Insolvenzverwalter beispielsweise werden wirtschaftlichen Niedergang nicht gerade öffentlich bejubeln, tatsächlich aber bringt es ihnen Aufträge. So wie den Autoverschrottern im Vorjahr. Und die Händler hatten mehr zu verkaufen. Das könnte ihnen jetzt auf die Beine fallen, weil es mehr neue Autos als früher gibt; da kommt nun weniger Bedarf nach. Auch die Reparateure bekommen weniger zu tun, weil Neuwagen erst mal weniger störanfällig sind."Rankings" sagen wenig
Das sind aber keine wirklichen Antworten auf die Ausgangsfrage. Die versucht seit Jahren die sogenannte Initiative Neue Soziale Marktwirtschaft (INSM) und legt dafür "Rankings" vor, deren Sinn sich schwerlich erschließt. Natürlich ist die Produktivität - vereinfacht gesagt - in einigen westlichen Bundesländern höher als bei uns. Bayern, Baden-Württemberg, Hamburg und Hessen liegen seit Jahren vorn.

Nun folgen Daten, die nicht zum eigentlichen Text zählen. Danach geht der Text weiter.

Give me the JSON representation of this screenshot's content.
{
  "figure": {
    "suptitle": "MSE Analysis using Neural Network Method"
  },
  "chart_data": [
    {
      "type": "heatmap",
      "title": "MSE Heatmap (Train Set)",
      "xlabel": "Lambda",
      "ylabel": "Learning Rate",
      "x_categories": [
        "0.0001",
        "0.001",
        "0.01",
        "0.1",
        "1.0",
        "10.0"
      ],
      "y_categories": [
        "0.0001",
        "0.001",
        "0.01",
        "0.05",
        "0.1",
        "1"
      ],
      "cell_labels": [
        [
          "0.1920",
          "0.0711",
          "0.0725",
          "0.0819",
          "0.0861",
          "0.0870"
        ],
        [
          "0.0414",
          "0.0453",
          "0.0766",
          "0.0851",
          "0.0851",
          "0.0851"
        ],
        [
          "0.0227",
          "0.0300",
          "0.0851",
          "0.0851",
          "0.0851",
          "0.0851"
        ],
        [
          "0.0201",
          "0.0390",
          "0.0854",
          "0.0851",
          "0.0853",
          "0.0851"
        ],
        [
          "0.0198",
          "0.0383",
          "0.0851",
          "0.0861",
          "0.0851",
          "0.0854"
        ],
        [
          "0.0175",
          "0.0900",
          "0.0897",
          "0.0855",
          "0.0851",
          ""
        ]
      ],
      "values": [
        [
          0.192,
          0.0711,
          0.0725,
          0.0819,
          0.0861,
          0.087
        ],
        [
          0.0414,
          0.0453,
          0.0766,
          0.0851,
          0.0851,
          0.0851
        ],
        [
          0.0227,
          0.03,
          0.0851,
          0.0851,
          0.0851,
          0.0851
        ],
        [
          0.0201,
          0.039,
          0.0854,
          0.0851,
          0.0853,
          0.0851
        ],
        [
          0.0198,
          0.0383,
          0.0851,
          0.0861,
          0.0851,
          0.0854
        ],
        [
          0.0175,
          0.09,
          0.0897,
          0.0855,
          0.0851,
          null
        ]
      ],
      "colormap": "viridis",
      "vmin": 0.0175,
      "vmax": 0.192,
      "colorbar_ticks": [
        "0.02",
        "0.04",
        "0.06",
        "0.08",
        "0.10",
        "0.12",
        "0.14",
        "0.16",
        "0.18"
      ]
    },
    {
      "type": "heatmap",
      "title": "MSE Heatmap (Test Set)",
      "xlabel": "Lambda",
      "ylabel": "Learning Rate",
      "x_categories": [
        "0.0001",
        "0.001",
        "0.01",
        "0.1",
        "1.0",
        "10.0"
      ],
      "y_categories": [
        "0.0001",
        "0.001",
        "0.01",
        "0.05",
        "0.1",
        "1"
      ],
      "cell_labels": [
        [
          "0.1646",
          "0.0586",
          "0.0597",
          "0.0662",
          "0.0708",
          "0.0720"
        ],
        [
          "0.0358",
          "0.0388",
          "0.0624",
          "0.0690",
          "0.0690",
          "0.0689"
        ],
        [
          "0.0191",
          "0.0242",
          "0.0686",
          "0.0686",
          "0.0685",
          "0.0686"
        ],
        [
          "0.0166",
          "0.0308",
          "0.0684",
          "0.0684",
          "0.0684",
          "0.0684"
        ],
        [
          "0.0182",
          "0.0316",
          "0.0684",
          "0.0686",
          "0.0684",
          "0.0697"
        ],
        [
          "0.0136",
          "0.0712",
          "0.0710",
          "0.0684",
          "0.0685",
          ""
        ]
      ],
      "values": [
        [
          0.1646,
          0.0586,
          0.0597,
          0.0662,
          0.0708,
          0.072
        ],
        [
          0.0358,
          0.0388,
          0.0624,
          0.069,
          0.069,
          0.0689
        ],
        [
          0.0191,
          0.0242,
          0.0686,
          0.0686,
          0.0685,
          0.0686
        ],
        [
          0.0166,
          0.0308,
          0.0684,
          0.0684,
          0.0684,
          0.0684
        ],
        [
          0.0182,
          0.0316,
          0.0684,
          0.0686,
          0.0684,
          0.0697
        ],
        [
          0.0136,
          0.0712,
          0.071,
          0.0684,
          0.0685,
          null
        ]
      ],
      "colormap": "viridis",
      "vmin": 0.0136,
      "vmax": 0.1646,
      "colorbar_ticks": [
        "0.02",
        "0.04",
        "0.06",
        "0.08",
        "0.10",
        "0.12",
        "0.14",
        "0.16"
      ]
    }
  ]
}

Sagt das wirklich etwas aus über die tatsächliche Lage und die Entwicklung? Eine einfache Aussage liefern x-beliebige Karten über egal welche Entwicklungen in Deutschland - von der Geburtenrate bis zur Arbeitslosigkeit, von der Autostückzahl pro Kopf bis zum ebensolchen Platz in Kindereinrichtungen. Solche Karten zeigen messerscharf auch nach 20 Jahren noch, wo die DDR lag. Nicht immer mit schlechteren Daten, nur mit anderen. Kita-Plätze gibt es immer noch mehr pro Kopf, obwohl die Geburtenraten dramatisch zurückgingen. Nicht ganz so scharf, aber dennoch vorhanden sind andere Trennungen. Das Saarland beispielsweise, das "nur zwölf" Jahre von der Bundesrepublik getrennt war und in der Zeit kein anderes gesellschaftliches System hatte, zeigt auch nach mehr als 50 Jahren noch immer eine Menge abweichender Daten.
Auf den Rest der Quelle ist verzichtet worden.